Symbolism is an extremely powerful communication tool with one example from Noah screaming at me. A snake skin was chosen to be the tool used to pass the family blessing down through the generations beginning with Adam. This is a detail I didn’t understand and disliked until the meaning finally clicked.
Why would a snake skin be used as a tool for blessing? A snake was used as the tool for the original fall. But as it turned out, the snake skin was a stroke of genius. What better item would there be to use than the last snake skin untainted by sin? It would last as a symbol of the purity God desires for man and ultimately a reminder that all men are created in His image.
Being made in the image of God is a powerful thought. It is one we talk about a lot as we teach our children the creation story and one we continually refer back to as proof Jesus Christ is the Son of God. Until now, I’ve never considered what being made in the image of God means for someone who believes he was made by God but due to sin rejects some of the other truths of the statement.
Isn’t that what sin does to me: takes truth and distorts it just enough to capture me in its grips dragging me away from God’s presence? Tubal-cain passionately admitted to God he knew he was made in his Creator’s image but angrily could not understand why God would not talk to him. Sin blinds and not just the unbeliever.
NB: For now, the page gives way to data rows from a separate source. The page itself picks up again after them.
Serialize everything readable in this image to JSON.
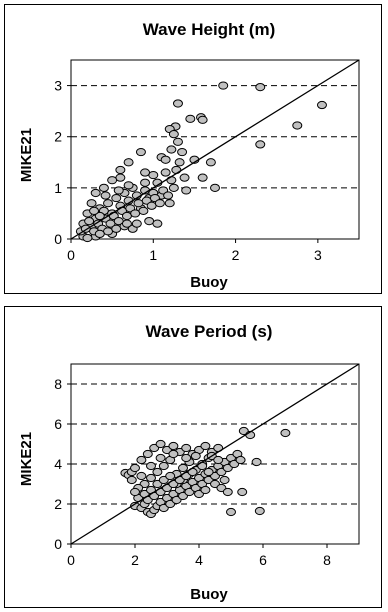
{
  "chart_data": [
    {
      "type": "scatter",
      "title": "Wave Height (m)",
      "xlabel": "Buoy",
      "ylabel": "MIKE21",
      "xlim": [
        0,
        3.5
      ],
      "ylim": [
        0,
        3.5
      ],
      "xticks": [
        "0",
        "1",
        "2",
        "3"
      ],
      "yticks": [
        "0",
        "1",
        "2",
        "3"
      ],
      "grid": "horizontal-dashed",
      "reference_line": {
        "x": [
          0,
          3.5
        ],
        "y": [
          0,
          3.5
        ]
      },
      "point_color": "#c0c0c0",
      "series": [
        {
          "points": [
            [
              1.85,
              3.0
            ],
            [
              2.3,
              2.97
            ],
            [
              3.05,
              2.62
            ],
            [
              2.75,
              2.22
            ],
            [
              2.3,
              1.85
            ],
            [
              1.45,
              2.35
            ],
            [
              1.58,
              2.38
            ],
            [
              1.6,
              2.33
            ],
            [
              1.3,
              2.65
            ],
            [
              1.27,
              2.2
            ],
            [
              1.2,
              2.15
            ],
            [
              1.25,
              2.05
            ],
            [
              1.5,
              1.55
            ],
            [
              1.7,
              1.5
            ],
            [
              1.35,
              1.7
            ],
            [
              1.1,
              1.6
            ],
            [
              0.85,
              1.7
            ],
            [
              0.7,
              1.5
            ],
            [
              0.6,
              1.2
            ],
            [
              1.0,
              1.25
            ],
            [
              1.25,
              1.0
            ],
            [
              1.4,
              0.95
            ],
            [
              1.6,
              1.2
            ],
            [
              1.75,
              1.0
            ],
            [
              0.9,
              0.95
            ],
            [
              0.95,
              0.35
            ],
            [
              1.05,
              0.3
            ],
            [
              0.75,
              0.2
            ],
            [
              0.5,
              0.1
            ],
            [
              0.3,
              0.05
            ],
            [
              0.15,
              0.05
            ],
            [
              0.2,
              0.02
            ],
            [
              0.25,
              0.25
            ],
            [
              0.3,
              0.4
            ],
            [
              0.35,
              0.6
            ],
            [
              0.4,
              0.55
            ],
            [
              0.45,
              0.7
            ],
            [
              0.5,
              0.5
            ],
            [
              0.55,
              0.8
            ],
            [
              0.6,
              0.65
            ],
            [
              0.65,
              0.9
            ],
            [
              0.7,
              0.75
            ],
            [
              0.75,
              1.0
            ],
            [
              0.8,
              0.85
            ],
            [
              0.85,
              0.6
            ],
            [
              0.9,
              1.1
            ],
            [
              0.95,
              0.8
            ],
            [
              1.0,
              0.9
            ],
            [
              1.05,
              1.1
            ],
            [
              1.1,
              0.85
            ],
            [
              1.15,
              1.3
            ],
            [
              1.2,
              0.7
            ],
            [
              0.3,
              0.9
            ],
            [
              0.25,
              0.7
            ],
            [
              0.2,
              0.5
            ],
            [
              0.15,
              0.3
            ],
            [
              0.12,
              0.15
            ],
            [
              0.18,
              0.2
            ],
            [
              0.22,
              0.35
            ],
            [
              0.28,
              0.15
            ],
            [
              0.33,
              0.3
            ],
            [
              0.38,
              0.2
            ],
            [
              0.42,
              0.4
            ],
            [
              0.48,
              0.3
            ],
            [
              0.52,
              0.45
            ],
            [
              0.58,
              0.35
            ],
            [
              0.62,
              0.55
            ],
            [
              0.68,
              0.45
            ],
            [
              0.72,
              0.6
            ],
            [
              0.78,
              0.5
            ],
            [
              0.82,
              0.7
            ],
            [
              0.88,
              0.55
            ],
            [
              0.92,
              0.75
            ],
            [
              0.98,
              0.65
            ],
            [
              1.02,
              0.8
            ],
            [
              1.08,
              0.7
            ],
            [
              1.12,
              0.95
            ],
            [
              1.18,
              0.85
            ],
            [
              1.22,
              1.15
            ],
            [
              1.28,
              1.35
            ],
            [
              1.32,
              1.5
            ],
            [
              1.38,
              1.2
            ],
            [
              0.4,
              1.0
            ],
            [
              0.5,
              1.15
            ],
            [
              0.6,
              1.35
            ],
            [
              0.45,
              0.15
            ],
            [
              0.55,
              0.2
            ],
            [
              0.65,
              0.25
            ],
            [
              0.35,
              0.1
            ],
            [
              0.8,
              0.3
            ],
            [
              0.7,
              1.05
            ],
            [
              0.9,
              1.3
            ],
            [
              1.15,
              1.55
            ],
            [
              1.3,
              1.9
            ],
            [
              1.22,
              1.75
            ],
            [
              0.35,
              0.45
            ],
            [
              0.28,
              0.55
            ],
            [
              0.42,
              0.85
            ],
            [
              0.58,
              0.95
            ],
            [
              0.68,
              0.3
            ]
          ]
        }
      ]
    },
    {
      "type": "scatter",
      "title": "Wave Period (s)",
      "xlabel": "Buoy",
      "ylabel": "MIKE21",
      "xlim": [
        0,
        9
      ],
      "ylim": [
        0,
        9
      ],
      "xticks": [
        "0",
        "2",
        "4",
        "6",
        "8"
      ],
      "yticks": [
        "0",
        "2",
        "4",
        "6",
        "8"
      ],
      "grid": "horizontal-dashed",
      "reference_line": {
        "x": [
          0,
          9
        ],
        "y": [
          0,
          9
        ]
      },
      "point_color": "#c0c0c0",
      "series": [
        {
          "points": [
            [
              6.7,
              5.55
            ],
            [
              5.4,
              5.65
            ],
            [
              5.6,
              5.45
            ],
            [
              5.8,
              4.1
            ],
            [
              5.9,
              1.65
            ],
            [
              5.35,
              2.6
            ],
            [
              5.0,
              1.6
            ],
            [
              4.8,
              3.2
            ],
            [
              1.7,
              3.55
            ],
            [
              1.8,
              3.45
            ],
            [
              1.9,
              3.6
            ],
            [
              2.0,
              3.8
            ],
            [
              2.1,
              2.3
            ],
            [
              2.0,
              1.9
            ],
            [
              2.2,
              1.8
            ],
            [
              2.3,
              2.0
            ],
            [
              2.4,
              1.6
            ],
            [
              2.5,
              1.5
            ],
            [
              2.6,
              1.7
            ],
            [
              2.7,
              1.9
            ],
            [
              2.8,
              2.1
            ],
            [
              2.9,
              1.8
            ],
            [
              3.0,
              2.3
            ],
            [
              3.1,
              2.0
            ],
            [
              3.2,
              2.5
            ],
            [
              3.3,
              2.2
            ],
            [
              3.4,
              2.7
            ],
            [
              3.5,
              2.4
            ],
            [
              3.6,
              2.9
            ],
            [
              3.7,
              2.6
            ],
            [
              3.8,
              3.1
            ],
            [
              3.9,
              2.8
            ],
            [
              4.0,
              3.3
            ],
            [
              4.1,
              3.0
            ],
            [
              4.2,
              3.5
            ],
            [
              4.3,
              3.2
            ],
            [
              4.4,
              3.7
            ],
            [
              4.5,
              3.4
            ],
            [
              4.6,
              3.9
            ],
            [
              4.7,
              3.6
            ],
            [
              4.8,
              4.1
            ],
            [
              4.9,
              3.8
            ],
            [
              5.0,
              4.3
            ],
            [
              5.1,
              4.0
            ],
            [
              5.2,
              4.5
            ],
            [
              5.3,
              4.2
            ],
            [
              2.2,
              4.2
            ],
            [
              2.4,
              4.5
            ],
            [
              2.6,
              4.8
            ],
            [
              2.8,
              5.0
            ],
            [
              3.0,
              4.7
            ],
            [
              3.2,
              4.9
            ],
            [
              3.4,
              4.6
            ],
            [
              3.6,
              4.8
            ],
            [
              3.8,
              4.5
            ],
            [
              4.0,
              4.7
            ],
            [
              4.2,
              4.9
            ],
            [
              4.4,
              4.6
            ],
            [
              4.6,
              4.8
            ],
            [
              2.3,
              3.0
            ],
            [
              2.5,
              3.3
            ],
            [
              2.7,
              3.6
            ],
            [
              2.9,
              3.9
            ],
            [
              3.1,
              4.2
            ],
            [
              3.3,
              3.5
            ],
            [
              3.5,
              3.8
            ],
            [
              3.7,
              4.1
            ],
            [
              3.9,
              4.4
            ],
            [
              4.1,
              4.0
            ],
            [
              4.3,
              4.3
            ],
            [
              2.1,
              2.8
            ],
            [
              2.3,
              2.5
            ],
            [
              2.5,
              2.7
            ],
            [
              2.7,
              3.0
            ],
            [
              2.9,
              3.2
            ],
            [
              3.1,
              3.4
            ],
            [
              3.3,
              3.0
            ],
            [
              3.5,
              3.2
            ],
            [
              3.7,
              3.5
            ],
            [
              3.9,
              3.7
            ],
            [
              4.1,
              3.9
            ],
            [
              4.3,
              3.6
            ],
            [
              4.5,
              3.0
            ],
            [
              4.7,
              2.8
            ],
            [
              4.9,
              2.6
            ],
            [
              2.4,
              2.2
            ],
            [
              2.6,
              2.4
            ],
            [
              2.8,
              2.6
            ],
            [
              3.0,
              2.8
            ],
            [
              3.2,
              3.0
            ],
            [
              3.4,
              3.2
            ],
            [
              3.6,
              3.4
            ],
            [
              3.8,
              3.6
            ],
            [
              4.0,
              2.5
            ],
            [
              4.2,
              2.7
            ],
            [
              1.9,
              3.2
            ],
            [
              2.0,
              2.6
            ],
            [
              2.2,
              3.4
            ],
            [
              2.5,
              3.9
            ],
            [
              2.8,
              4.3
            ],
            [
              3.2,
              4.5
            ],
            [
              3.6,
              4.3
            ],
            [
              4.4,
              4.4
            ],
            [
              4.6,
              4.2
            ]
          ]
        }
      ]
    }
  ]
}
Noah passionately desired to do God’s will. He passionately worked to achieve it. In the film, Noah offers a warning: I have to be careful that what I initially believe to be God’s will isn’t replaced with my own will. I create goals. I want to be right. I want to win. I want to succeed and achieve. I want to please my heavenly father.
However, Noah only sought God when he was confused and unsure. That’s simply not enough. Those actions left Noah in a dark place and will leave me in the same dark place. I have to seek God’s will not once, not twice, but multiple times a day.
God is ultimately more complex than I will ever comprehend this side of life. He sees and understands infinitely more than my minds can handle. He wants me to trust Him. I have to continually seek Him. I can’t get to a place where I think I’ve figured it all out. The world is His. I am His. I need to throw myself at His mercy, grace and love. That’s the only way any of this life will make any sense. I need to trust Him to direct my steps and provide the how to follow. Then and only then will I know I’m pursuing my Creator’s will and not my own as I will begin to clearly see the confirmation he sends my way.
As strange as The Watchers came across, they still reveal something about the Creator. God will not leave me. God will provide. I highly doubt God will send me a mix between a transformer, an ent, and a fairy (my take on The Watchers). He will send me friends, family, strangers, and even enemies to confirm, encourage and teach me. I can’t miss God’s provisions because I’m too stubborn to see Him working in unconventional ways. I have to be open to how God is trying to work in my life through others even my enemies.
So that’s my take on a film that’s caused a flood of issues. What did you unexpectedly realize after watching Noah or not?